8154812-12726647Selon l’agence pour la sécurisation des frontières européenne Frontex, des centaines de milliers de réfugiés, en provenance des pays d’Afrique et du Moyen– Orient, ont foulé le sol européen depuis le début de l’année. Ces populations ont atteint les cotes européennes à bord de plusieurs bateaux de fortune via la Turquie puis la Grèce au risque de leurs vies. Plusieurs d’entre eux ont malheureusement perdu la vie, noyés durant la traversée de la mer Méditerranée. Dès lors n’est-il pas impérieux de situer les responsabilités de l’Afrique et de l’Europe au cours cette tragédie humaine ?

L’Afrique ne peut se dédouaner de ses responsabilités dans la crise qui sévit en Europe. Notre continent est en partie responsable de ce drame humanitaire. Les raisons qui engagent sa responsabilité sont multiples à la fois politiques et socio économiques.

Sur le plan politique, notre continent, depuis plusieurs décennies, est le théâtre d’une instabilité politique chronique qui met à mal la sécurité et le bien-être de sa population la poussant à immigrer. En effet, les coups d’Etat militaires et constitutionnels nourrissent régulièrement des crises politiques sur le continent. La très faible maturité démocratique de dirigeants africains ainsi que leur opportunisme les poussent à user de la violence ou du tripatouillage électoral et/ou constitutionnel pour régler les différends de l’exercice du pouvoir politique. L’on dénote par exemple pour l’unique l’année 2015, un coup d’Etat sur la transition au Burkina Faso, des élections bâclées et anti-démocratique au Burundi, des modifications ou tentatives de modifications constitutionnelles en RDC, au Congo Brazzaville et au Rwanda. L’ensemble de ces actions crée des climats d’incertitude, de hautes tensions et des crises nationales qui favorisent le déplacement des populations vers d’autres pays d’Afrique puis vers l’Europe. Aussi, l’échec du « Printemps arabe », notamment en Libye et en Syrie a déclenché des guerres civiles provoquant l’exode massif de civils vers les cotes de la Grèce et de la Turquie.

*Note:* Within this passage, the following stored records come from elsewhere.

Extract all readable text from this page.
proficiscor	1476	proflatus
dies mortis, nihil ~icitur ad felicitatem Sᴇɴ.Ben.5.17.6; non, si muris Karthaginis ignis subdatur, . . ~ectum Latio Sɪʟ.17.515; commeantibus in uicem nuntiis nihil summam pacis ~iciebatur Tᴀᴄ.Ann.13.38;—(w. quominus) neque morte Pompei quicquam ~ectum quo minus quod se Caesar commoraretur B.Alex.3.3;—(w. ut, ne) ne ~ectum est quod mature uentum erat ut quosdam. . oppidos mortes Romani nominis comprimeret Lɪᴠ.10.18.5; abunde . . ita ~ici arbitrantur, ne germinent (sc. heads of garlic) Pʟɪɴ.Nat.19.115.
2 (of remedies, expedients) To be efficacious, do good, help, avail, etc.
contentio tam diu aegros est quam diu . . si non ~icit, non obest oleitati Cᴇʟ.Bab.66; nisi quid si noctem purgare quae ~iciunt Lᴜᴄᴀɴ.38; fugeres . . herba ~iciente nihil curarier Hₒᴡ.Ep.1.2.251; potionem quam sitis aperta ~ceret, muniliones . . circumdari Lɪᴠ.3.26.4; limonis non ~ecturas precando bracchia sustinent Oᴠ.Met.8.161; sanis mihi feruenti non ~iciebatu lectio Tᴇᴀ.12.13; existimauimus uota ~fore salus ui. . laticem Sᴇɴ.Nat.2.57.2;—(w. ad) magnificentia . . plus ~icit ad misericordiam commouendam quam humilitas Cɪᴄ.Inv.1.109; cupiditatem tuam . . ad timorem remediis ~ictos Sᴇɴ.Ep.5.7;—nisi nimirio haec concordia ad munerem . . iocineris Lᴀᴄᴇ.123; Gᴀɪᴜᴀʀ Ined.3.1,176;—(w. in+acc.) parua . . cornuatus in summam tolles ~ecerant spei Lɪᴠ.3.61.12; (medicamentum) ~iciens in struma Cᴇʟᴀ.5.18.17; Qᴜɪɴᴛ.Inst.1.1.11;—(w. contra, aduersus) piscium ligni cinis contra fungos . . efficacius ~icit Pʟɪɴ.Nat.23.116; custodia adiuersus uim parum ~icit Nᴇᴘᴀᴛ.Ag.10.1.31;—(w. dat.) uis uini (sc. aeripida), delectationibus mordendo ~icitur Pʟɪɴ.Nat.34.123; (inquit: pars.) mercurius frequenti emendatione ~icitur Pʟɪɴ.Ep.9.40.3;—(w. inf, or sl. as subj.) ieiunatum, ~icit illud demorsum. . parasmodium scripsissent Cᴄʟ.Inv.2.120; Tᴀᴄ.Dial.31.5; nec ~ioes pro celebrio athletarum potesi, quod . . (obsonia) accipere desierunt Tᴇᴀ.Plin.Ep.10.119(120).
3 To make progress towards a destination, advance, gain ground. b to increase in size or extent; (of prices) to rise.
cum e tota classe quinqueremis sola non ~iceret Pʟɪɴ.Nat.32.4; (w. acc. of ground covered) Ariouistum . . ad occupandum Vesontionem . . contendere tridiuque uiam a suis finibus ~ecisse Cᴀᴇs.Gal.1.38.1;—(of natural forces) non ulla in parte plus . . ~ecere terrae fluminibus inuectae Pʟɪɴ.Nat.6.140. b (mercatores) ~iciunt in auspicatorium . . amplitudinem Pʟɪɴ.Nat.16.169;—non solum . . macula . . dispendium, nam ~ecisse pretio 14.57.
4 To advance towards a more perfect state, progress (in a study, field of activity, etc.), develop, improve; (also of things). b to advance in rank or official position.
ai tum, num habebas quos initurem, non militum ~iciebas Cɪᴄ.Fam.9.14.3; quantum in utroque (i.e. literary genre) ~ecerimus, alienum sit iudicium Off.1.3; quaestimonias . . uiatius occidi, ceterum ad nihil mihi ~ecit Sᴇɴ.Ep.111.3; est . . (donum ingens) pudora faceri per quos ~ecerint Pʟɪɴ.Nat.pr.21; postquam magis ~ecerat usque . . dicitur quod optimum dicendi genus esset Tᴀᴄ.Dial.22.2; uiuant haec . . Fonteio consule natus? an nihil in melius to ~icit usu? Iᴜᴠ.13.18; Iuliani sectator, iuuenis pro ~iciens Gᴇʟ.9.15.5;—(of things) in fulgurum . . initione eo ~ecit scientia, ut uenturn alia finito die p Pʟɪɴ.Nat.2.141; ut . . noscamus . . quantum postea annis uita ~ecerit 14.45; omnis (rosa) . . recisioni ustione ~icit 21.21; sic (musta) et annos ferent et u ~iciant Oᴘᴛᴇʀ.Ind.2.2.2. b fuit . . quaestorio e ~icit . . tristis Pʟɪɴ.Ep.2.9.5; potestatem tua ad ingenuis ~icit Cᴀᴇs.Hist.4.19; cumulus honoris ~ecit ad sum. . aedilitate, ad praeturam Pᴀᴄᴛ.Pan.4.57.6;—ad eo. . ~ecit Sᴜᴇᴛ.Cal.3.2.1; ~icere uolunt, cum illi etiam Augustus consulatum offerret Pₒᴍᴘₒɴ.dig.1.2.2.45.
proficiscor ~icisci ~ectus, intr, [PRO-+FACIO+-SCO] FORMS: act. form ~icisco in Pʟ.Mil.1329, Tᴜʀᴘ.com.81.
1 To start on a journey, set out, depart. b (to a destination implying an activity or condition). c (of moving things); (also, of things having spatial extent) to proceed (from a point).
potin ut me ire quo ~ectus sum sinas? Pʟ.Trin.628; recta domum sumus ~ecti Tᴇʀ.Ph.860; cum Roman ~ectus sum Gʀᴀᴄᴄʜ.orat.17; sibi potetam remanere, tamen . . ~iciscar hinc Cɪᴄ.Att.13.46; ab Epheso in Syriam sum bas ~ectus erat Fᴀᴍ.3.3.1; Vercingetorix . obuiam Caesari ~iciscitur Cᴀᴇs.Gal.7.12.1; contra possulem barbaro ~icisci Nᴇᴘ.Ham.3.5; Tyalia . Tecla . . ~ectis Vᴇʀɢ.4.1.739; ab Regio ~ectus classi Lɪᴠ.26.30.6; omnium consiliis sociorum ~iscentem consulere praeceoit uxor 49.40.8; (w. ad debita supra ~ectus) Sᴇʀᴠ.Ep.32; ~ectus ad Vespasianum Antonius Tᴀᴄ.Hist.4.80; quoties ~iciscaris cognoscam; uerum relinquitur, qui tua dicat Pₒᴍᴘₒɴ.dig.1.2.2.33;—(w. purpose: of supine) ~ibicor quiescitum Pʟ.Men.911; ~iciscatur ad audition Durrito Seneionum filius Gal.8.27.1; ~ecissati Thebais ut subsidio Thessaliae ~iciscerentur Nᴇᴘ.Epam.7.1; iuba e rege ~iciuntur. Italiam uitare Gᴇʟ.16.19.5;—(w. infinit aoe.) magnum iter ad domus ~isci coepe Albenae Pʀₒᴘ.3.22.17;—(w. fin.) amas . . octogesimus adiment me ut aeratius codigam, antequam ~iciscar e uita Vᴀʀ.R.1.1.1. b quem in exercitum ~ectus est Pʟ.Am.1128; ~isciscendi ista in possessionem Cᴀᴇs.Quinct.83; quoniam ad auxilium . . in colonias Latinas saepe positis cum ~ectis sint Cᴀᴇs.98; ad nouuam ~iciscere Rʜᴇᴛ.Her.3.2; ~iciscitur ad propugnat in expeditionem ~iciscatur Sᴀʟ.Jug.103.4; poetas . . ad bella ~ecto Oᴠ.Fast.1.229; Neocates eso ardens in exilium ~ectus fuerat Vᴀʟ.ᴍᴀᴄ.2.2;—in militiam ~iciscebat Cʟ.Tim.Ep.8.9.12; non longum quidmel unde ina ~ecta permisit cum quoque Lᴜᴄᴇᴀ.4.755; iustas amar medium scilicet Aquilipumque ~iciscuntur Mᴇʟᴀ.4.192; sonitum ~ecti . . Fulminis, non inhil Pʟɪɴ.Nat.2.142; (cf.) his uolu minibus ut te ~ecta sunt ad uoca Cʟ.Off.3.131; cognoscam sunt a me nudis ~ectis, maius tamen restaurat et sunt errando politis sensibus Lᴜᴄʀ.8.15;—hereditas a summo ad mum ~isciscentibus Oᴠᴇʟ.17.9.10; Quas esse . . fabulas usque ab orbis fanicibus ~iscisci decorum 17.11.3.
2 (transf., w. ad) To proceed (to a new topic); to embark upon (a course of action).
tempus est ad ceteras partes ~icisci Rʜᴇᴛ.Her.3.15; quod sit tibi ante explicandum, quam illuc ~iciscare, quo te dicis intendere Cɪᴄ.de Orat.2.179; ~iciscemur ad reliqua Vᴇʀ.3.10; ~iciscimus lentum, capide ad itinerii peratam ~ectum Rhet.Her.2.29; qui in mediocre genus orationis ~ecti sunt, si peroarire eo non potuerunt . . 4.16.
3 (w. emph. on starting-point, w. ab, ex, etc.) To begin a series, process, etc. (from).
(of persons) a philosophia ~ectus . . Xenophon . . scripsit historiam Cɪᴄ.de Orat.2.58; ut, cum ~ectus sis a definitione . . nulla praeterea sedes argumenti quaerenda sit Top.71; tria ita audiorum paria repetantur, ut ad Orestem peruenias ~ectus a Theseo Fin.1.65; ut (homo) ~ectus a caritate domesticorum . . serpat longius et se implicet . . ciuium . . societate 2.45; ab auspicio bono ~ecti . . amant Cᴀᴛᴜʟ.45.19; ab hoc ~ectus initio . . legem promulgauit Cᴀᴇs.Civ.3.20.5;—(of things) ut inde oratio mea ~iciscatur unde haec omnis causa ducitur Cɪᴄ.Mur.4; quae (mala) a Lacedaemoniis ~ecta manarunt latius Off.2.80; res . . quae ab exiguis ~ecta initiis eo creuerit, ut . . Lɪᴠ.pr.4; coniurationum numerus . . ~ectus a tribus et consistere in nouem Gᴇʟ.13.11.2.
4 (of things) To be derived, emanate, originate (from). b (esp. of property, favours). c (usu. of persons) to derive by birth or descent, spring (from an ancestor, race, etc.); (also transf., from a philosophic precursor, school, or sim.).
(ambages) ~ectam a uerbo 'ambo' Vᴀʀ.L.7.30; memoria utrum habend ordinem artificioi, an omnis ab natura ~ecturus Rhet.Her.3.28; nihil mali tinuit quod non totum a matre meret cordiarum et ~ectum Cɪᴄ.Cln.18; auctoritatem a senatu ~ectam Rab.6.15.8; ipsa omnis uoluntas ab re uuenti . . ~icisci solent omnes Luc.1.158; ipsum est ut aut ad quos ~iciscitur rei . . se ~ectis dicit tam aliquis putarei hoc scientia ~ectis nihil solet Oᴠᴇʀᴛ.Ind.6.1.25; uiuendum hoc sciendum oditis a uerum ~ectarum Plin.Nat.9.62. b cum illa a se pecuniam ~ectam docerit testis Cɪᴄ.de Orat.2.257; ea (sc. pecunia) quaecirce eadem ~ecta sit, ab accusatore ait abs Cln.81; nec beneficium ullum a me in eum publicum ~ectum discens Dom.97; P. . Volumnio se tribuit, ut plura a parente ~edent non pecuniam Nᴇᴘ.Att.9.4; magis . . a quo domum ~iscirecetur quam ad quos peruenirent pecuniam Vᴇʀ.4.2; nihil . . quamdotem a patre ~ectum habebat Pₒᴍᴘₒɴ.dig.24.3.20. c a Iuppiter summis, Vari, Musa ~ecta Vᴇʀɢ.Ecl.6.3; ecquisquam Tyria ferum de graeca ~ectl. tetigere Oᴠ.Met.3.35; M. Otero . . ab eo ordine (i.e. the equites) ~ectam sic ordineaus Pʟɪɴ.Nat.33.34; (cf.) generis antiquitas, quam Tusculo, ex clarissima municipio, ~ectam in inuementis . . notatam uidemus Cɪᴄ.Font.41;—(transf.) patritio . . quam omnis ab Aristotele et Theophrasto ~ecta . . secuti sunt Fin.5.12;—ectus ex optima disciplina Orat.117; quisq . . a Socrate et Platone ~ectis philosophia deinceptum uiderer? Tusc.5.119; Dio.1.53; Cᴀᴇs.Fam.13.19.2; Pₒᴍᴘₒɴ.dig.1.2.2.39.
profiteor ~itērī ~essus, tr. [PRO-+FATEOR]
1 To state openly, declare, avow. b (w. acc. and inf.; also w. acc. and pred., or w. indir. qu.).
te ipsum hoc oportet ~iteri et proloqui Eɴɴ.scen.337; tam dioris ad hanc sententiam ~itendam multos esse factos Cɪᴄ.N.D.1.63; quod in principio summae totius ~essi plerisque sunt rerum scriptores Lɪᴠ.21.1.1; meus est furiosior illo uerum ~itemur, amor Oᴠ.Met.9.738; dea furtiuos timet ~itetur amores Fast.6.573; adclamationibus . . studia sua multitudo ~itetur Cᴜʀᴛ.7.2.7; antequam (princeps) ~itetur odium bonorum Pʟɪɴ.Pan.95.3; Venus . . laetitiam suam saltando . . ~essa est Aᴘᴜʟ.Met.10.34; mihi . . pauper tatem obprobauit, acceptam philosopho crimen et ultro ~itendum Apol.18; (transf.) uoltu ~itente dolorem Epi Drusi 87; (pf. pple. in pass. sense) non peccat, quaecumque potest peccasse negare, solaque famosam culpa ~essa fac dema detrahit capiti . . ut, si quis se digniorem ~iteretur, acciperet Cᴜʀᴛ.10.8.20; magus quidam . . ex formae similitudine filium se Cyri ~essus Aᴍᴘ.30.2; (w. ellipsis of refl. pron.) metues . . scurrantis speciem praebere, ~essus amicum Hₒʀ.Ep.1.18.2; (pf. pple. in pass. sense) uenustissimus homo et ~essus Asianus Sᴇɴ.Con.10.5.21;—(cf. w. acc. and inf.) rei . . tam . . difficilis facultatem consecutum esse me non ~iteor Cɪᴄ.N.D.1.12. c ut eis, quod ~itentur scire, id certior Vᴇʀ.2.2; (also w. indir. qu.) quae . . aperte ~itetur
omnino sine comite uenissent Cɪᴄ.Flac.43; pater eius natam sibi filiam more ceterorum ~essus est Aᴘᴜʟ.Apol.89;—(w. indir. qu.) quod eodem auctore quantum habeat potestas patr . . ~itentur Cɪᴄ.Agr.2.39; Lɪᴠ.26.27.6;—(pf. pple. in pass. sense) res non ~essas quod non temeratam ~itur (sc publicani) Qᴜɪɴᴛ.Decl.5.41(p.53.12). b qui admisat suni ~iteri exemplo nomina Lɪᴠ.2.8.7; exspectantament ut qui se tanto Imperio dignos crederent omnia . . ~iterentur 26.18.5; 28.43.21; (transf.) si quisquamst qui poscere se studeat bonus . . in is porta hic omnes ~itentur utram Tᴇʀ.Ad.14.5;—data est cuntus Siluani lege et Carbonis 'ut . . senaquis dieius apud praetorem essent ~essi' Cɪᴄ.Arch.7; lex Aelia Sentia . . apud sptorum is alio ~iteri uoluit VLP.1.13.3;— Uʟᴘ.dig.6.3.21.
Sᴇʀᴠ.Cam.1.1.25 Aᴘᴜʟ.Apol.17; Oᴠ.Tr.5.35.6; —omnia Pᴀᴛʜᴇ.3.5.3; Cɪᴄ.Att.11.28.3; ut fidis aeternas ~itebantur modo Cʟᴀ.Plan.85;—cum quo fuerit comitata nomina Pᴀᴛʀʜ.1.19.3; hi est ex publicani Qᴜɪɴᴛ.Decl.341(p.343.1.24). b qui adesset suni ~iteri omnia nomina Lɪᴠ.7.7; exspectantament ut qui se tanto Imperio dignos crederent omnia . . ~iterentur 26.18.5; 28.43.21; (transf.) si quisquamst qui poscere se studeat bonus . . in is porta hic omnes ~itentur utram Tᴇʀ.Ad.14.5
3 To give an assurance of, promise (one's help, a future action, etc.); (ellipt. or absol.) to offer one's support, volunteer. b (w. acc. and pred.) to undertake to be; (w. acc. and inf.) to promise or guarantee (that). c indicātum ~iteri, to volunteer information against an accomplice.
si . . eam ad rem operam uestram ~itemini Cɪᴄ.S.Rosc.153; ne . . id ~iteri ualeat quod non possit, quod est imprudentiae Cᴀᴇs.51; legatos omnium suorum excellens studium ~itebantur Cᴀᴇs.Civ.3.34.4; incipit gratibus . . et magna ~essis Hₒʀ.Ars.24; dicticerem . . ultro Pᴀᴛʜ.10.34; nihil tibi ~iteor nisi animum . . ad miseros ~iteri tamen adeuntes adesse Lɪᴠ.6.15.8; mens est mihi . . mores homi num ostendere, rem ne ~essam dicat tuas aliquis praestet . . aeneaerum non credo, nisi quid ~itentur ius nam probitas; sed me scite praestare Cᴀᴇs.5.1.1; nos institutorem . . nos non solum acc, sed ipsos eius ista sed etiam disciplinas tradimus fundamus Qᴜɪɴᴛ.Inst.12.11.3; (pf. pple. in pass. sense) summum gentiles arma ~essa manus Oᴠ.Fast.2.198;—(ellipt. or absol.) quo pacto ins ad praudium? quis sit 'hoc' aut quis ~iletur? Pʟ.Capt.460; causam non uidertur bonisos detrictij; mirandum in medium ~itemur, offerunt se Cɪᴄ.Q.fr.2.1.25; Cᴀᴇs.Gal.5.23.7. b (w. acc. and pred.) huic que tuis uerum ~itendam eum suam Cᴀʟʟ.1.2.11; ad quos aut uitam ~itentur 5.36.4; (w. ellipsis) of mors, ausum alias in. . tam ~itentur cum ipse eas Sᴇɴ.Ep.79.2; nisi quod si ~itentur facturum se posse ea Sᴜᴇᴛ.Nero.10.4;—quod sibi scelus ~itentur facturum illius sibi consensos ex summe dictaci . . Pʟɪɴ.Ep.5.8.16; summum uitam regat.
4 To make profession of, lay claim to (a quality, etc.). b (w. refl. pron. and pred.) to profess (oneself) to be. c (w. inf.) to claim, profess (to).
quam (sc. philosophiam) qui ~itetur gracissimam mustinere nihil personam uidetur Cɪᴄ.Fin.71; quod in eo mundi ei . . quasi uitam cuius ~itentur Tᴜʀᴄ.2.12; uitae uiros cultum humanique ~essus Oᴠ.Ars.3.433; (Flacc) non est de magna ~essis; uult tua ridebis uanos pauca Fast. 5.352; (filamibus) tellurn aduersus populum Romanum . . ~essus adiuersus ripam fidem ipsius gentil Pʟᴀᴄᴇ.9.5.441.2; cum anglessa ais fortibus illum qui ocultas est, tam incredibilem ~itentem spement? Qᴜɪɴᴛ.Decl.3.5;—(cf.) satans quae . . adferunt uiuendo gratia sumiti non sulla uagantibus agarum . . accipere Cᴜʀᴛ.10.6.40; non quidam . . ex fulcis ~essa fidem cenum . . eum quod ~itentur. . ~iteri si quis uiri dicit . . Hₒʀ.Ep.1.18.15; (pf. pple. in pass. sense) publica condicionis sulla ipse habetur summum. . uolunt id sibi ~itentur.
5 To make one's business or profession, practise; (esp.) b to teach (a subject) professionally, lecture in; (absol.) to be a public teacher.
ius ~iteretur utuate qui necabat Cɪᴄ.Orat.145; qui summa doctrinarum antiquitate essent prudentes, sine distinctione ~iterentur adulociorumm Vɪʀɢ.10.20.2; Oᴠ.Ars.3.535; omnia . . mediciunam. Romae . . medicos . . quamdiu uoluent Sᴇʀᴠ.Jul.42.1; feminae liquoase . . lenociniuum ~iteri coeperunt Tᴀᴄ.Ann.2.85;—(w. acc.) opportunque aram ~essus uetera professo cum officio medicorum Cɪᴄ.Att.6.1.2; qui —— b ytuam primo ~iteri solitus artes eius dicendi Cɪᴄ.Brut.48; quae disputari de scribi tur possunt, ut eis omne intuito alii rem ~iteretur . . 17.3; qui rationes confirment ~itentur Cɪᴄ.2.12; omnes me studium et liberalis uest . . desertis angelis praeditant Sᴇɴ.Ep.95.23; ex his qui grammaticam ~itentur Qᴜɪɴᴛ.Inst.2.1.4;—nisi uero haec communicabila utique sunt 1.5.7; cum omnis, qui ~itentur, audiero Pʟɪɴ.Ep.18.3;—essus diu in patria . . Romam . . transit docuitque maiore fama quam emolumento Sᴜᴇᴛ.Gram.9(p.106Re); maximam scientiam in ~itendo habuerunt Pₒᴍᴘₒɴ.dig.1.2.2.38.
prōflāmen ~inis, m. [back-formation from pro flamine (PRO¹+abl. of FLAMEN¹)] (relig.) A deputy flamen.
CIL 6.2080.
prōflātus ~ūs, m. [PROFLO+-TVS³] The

Sur le plan socio-économique, l’Afrique, en dépit de l’abondance des ressources naturelles, demeure le continent le plus pauvre de la planète. La misère sur le continent domine encore le quotidien de nombreux africains. Selon la Banque Mondiale, encore un africain sur deux vit sous le seuil de pauvreté. Le chômage frappe tous les pays africains, surtout les jeunes dont les perspectives d’avenir sont obstruées dans leurs pays. Ainsi, sur 75 millions de jeunes chômeurs dans le monde, 38 millions se trouvent en Afrique. Et quand bien-même ils ont un emploi, il ne correspond pas à leurs attentes puisque, sur 200 millions de jeunes africains, 53 millions sont en situation d’emploi précaire. Des lors, il n’est pas étonnant que ces jeunes soient prêts à risquer leurs vies pour aller de l’autre coté, puisqu’ils n’ont pas grand chose à perdre dans leurs pays respectifs. Ceci est d’autant plus vrai que l’Afrique ne fournit pas les conditions appropriées pour retenir ses talents. Cette situation oblige des milliers d’intellectuels africains à quitter le continent pour se former en Europe. L’Afrique se vide ainsi de  »ses cerveaux » indispensables à son développement. De plus, notre Afrique demeure au delà de la pauvreté, le continent où les inégalités sont les plus élevées. Ainsi, l’Afrique subsaharienne compte six des dix pays les plus inégalitaires du monde.Cette misère et ces inégalités sociales constituent la première source de motivation du départ des jeunes africains vers le vieux continent.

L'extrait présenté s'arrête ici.